Założycielem Przyjaciół Misji Oblackich na zielonogórskim Chynowie w 1986 r. był śp. o. Mikołaj Hentrich.

Misjonarze i Przyjaciele

Zgromadzenie Misjonarzy Oblatów Maryi Niepokalanej zostało założone przez św. Eugeniusza de Mazenoda 25 stycznia 1816 r. w Aix-en-Provence we Francji, a zatwierdzone 10 lat później 17 lutego 1826 r. przez papieża Leona XII. Wspólnota pierwotnie nosiła nazwę Misjonarzy Prowansji i skupiała 4 ochotników, którzy podzielali zapał założyciela i chcieli poświęcić się odnowie spustoszonego przez rewolucję francuską Kościoła. Odnowa moralna francuskiego ludu odbywała się przede wszystkim przez głoszenie misji świętych i rekolekcji. Marzeniem założyciela było pójście na cały świat i głoszenie Ewangelii ubogim. Misyjność i wyjście do ubogich, obok kultu Maryi Niepokalanej i wspólnotowości, stanowią duchowość zgromadzenia. Św. Eugeniusz zdawał sobie sprawę, że misjonarze oblaci będą potrzebowali zarówno duchowego, jak i materialnego wsparcia osób świeckich. W tym celu pod nazwą Associacion Misjonaire De Marie Immacule (AMMI) powołał do istnienia Stowarzyszenie Misyjne Maryi Niepokalanej. Oblaci przybyli do naszej Ojczyzny w 1920 r. Stowarzyszenie powstało w Polsce w 1947 r. pod nazwą Przyjaciele Misji Oblackich i do dziś nosi taką nazwę. Zorganizowane grupy Przyjaciół Misji Oblackich pojawiły się w Polsce dopiero w 1969 r. w związku z potrzebą modlitewnego, jak i materialnego wsparcia pierwszych polskich misjonarzy oblatów, którzy udali się na misje do Kamerunu.

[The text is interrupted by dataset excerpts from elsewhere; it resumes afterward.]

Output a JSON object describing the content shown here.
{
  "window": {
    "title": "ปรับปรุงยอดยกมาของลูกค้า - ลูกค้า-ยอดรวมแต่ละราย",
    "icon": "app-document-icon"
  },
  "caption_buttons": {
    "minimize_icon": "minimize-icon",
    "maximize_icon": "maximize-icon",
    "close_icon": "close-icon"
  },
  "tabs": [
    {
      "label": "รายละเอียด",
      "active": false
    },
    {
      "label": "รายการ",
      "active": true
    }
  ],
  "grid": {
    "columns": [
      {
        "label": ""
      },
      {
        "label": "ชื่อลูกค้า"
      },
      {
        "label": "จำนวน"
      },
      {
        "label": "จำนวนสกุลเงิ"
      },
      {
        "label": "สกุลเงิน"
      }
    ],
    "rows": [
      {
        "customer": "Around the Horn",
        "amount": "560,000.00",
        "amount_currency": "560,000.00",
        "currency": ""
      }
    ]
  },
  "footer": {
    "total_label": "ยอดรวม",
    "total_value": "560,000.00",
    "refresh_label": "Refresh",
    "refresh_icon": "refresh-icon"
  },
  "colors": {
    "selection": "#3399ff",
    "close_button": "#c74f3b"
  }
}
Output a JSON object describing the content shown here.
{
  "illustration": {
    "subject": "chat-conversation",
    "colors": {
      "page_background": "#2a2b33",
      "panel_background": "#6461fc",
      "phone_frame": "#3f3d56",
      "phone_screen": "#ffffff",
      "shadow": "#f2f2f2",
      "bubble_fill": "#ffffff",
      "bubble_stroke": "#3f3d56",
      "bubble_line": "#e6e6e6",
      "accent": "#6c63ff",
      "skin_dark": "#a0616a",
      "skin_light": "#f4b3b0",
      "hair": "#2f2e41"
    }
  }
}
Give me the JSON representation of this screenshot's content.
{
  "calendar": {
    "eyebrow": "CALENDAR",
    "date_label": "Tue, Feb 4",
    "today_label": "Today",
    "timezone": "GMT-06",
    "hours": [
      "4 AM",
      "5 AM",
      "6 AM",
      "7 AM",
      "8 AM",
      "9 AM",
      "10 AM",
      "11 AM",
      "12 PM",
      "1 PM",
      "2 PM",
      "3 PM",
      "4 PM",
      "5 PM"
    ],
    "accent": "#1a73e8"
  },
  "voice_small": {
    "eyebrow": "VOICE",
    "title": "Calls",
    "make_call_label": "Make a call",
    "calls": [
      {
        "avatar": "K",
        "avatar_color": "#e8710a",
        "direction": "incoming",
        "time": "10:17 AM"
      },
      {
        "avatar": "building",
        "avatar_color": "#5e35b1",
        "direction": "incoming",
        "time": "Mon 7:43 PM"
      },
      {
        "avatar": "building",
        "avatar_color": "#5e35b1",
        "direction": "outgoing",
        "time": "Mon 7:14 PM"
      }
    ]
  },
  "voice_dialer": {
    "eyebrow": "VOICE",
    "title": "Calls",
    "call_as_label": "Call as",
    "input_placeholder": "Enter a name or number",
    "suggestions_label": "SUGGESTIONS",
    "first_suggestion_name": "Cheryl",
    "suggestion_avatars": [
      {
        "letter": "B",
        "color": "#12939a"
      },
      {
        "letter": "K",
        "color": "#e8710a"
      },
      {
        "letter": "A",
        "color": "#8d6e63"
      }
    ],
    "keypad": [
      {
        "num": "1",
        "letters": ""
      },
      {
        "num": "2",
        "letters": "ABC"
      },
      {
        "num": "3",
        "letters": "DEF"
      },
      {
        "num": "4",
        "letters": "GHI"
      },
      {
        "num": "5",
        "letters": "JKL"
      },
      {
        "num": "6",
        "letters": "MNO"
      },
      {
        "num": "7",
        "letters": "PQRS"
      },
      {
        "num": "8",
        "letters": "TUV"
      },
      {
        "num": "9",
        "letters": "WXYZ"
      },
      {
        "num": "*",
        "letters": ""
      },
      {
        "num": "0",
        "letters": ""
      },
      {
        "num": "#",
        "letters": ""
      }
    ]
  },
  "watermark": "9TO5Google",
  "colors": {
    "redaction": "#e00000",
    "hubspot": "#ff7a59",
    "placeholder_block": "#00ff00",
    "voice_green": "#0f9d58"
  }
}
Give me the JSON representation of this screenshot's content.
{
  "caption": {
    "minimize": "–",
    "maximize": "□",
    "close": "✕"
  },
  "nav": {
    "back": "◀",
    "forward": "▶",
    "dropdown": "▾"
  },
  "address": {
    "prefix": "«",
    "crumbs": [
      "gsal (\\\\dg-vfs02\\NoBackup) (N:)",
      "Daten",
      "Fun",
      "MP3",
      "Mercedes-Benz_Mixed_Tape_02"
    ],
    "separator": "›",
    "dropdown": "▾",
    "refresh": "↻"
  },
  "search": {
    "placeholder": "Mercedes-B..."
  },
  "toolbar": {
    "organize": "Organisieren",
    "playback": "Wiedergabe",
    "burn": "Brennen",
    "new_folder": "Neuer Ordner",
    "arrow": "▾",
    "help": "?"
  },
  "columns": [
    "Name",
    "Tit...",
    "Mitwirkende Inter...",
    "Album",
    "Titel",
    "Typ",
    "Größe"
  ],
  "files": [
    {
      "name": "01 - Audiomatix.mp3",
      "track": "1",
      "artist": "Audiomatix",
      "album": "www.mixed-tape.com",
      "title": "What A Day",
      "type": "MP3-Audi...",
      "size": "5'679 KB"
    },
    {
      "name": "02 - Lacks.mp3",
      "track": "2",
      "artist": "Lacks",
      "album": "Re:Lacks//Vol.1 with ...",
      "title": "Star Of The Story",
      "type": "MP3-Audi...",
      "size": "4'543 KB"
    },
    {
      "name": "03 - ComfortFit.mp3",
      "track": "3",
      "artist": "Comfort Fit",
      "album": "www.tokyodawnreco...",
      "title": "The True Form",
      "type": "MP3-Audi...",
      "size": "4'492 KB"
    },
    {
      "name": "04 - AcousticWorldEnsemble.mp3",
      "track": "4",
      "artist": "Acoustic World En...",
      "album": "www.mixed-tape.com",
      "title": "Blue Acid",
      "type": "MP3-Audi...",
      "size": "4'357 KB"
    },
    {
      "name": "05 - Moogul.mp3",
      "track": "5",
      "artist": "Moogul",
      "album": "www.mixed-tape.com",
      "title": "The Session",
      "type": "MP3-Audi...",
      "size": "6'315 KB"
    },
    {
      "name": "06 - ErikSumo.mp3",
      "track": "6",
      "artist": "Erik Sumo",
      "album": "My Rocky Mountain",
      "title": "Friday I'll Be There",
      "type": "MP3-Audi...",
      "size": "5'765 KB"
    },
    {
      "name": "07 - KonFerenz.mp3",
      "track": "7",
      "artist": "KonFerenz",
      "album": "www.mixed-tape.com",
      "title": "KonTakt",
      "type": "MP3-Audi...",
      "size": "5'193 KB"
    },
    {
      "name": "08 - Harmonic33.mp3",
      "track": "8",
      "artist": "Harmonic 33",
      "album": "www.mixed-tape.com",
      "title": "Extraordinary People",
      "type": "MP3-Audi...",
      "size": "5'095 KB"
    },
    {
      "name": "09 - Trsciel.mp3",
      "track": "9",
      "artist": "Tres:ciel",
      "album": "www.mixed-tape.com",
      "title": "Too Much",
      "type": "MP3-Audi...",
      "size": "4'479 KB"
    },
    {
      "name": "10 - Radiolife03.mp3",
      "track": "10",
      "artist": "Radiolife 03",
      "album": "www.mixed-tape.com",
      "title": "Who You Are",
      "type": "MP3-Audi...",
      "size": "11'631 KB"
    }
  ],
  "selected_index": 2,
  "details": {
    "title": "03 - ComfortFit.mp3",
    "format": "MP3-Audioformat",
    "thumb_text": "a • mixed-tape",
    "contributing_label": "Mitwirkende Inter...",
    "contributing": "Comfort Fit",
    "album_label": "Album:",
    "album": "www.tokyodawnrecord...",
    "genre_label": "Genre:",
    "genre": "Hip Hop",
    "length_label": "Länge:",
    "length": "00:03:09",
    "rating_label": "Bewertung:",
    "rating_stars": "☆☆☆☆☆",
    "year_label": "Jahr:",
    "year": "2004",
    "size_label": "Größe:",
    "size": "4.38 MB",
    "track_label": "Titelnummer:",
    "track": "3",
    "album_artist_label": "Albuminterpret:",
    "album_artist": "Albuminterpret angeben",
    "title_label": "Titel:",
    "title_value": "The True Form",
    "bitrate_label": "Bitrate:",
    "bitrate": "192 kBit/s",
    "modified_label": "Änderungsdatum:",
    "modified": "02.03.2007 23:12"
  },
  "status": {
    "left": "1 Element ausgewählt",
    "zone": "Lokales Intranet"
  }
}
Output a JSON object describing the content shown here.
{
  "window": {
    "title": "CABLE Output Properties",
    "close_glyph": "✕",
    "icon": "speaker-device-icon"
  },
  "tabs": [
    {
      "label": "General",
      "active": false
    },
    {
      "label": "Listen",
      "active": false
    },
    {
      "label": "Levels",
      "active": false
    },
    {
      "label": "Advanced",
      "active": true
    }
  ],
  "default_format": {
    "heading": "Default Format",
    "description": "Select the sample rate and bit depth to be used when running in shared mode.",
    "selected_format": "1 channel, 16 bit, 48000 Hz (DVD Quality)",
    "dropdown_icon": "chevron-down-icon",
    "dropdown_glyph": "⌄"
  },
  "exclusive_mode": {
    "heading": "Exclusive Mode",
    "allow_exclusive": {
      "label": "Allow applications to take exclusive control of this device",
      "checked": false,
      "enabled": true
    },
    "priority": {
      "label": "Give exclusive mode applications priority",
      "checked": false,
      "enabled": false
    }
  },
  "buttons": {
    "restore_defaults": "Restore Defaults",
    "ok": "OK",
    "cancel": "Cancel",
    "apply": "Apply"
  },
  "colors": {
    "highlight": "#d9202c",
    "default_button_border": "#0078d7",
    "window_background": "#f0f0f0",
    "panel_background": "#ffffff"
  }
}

W tym samym czasie powstała współdziałająca z Przyjaciółmi Misji Prokura Misyjna w Poznaniu. Jej założycielem i pierwszym dyrektorem był śp. o. Walenty Zapłata, który przez blisko 50 lat niestrudzenie działał na rzecz misji na Madagaskarze, w Kamerunie, Argentynie, na Ukrainie i Białorusi. Obecnie w Polsce posługuje ok. 60 tys. Przyjaciół Misji, wśród których znajdują się różni ludzie niezależnie od pełnionej funkcji i wieku. Obecnie funkcję dyrektora Prokury Misyjnej w Poznaniu pełni o. Marian Lis.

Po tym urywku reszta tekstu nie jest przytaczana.